Так шли месяцы, над головами узниц пролетали самолёты, и бомбы падали на Берлин, находившийся всего в семидесяти пяти километрах отсюда. Иногда они слышали треск и стук, и небо освещалось странным, потусторонним оранжевым цветом – это значило, что город неподалёку от них бомбят.
– Уж лучше бы меня убила бомба, чем нацист, – однажды ночью шепнула Биргит Лотте, когда они лежали на досках, служивших им кроватью, с обеих сторон зажатые другими женщинами и накрытые тоненькими одеялами, хотя был сентябрь и по утрам земля покрывалась инеем. Слышался далёкий треск бомб, рычание самолетов.
Лотта обняла её, но не сказала ничего о Боге; она перестала говорить о нём с Биргит, поняв, что этим только раздражает сестру.
– Скоро всё кончится, – просто сказала она. – Непременно кончится. Мы должны продержаться, Биргит, ещё немного.
В лагере шептались и шептались, пожар разгорался всё сильнее. Союзники освободили Париж, бормотали себе под нос заключённые. Парижане танцуют на улицах. В сентябре освободили Бельгию, а вскоре настанет черёд и Нидерландов! Они идут! Идут американцы и британцы!

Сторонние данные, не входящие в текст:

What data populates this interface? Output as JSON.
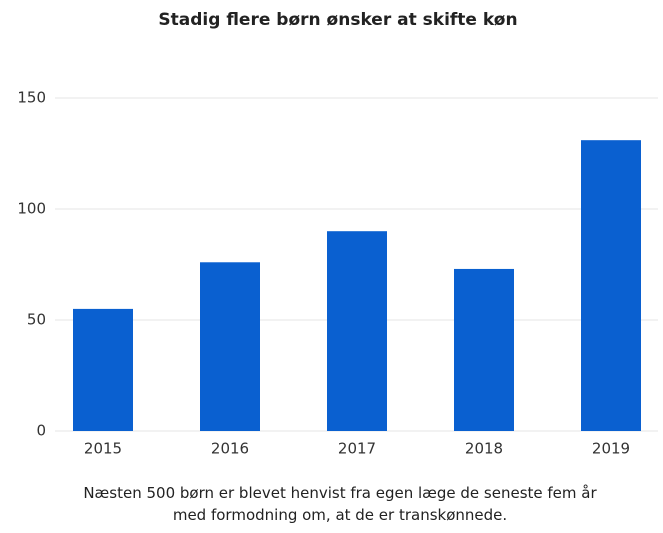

Но ещё были советские солдаты, о зверствах которых надзирательницы любили с садистическим удовольствием рассказывать заключённым. Биргит старалась зажимать уши и не слушать их мерзких слов об убийствах и изнасилованиях, но чувство безысходности её всё равно не покидало. Советские войска доберутся до Берлина и Равенсбрюка раньше американских и британских, думала она.
– Мы не можем точно знать об этом, – настаивала Лотта, но Биргит знала. Никакой надежды не было – обе они оказались здесь, Франц и Вернер или погибли, или тоже попали в такой же лагерь, отец сошёл с ума и тоже, вполне возможно, погиб. А мать и Иоганна? Биргит даже представить не могла, где они, как они, живы ли они вообще.
Так почему бы не случиться новому злу? Богу на всё плевать. Биргит не говорила об этом Лотте, потому что не хотела задеть её чувств, но горячая обида жгла ей сердце и желудок.
В конце сентября, когда лето угасло и воздух стал холодным, Биргит начала кашлять. Сначала в груди появилась какая-то щекотка, ощущение, что она не может как следует отдышаться. А потом однажды утром, проснувшись, она почувствовала, что её горло словно пылает в огне и в него впились бритвенные лезвия. Каждый глоток давался с невыносимой болью.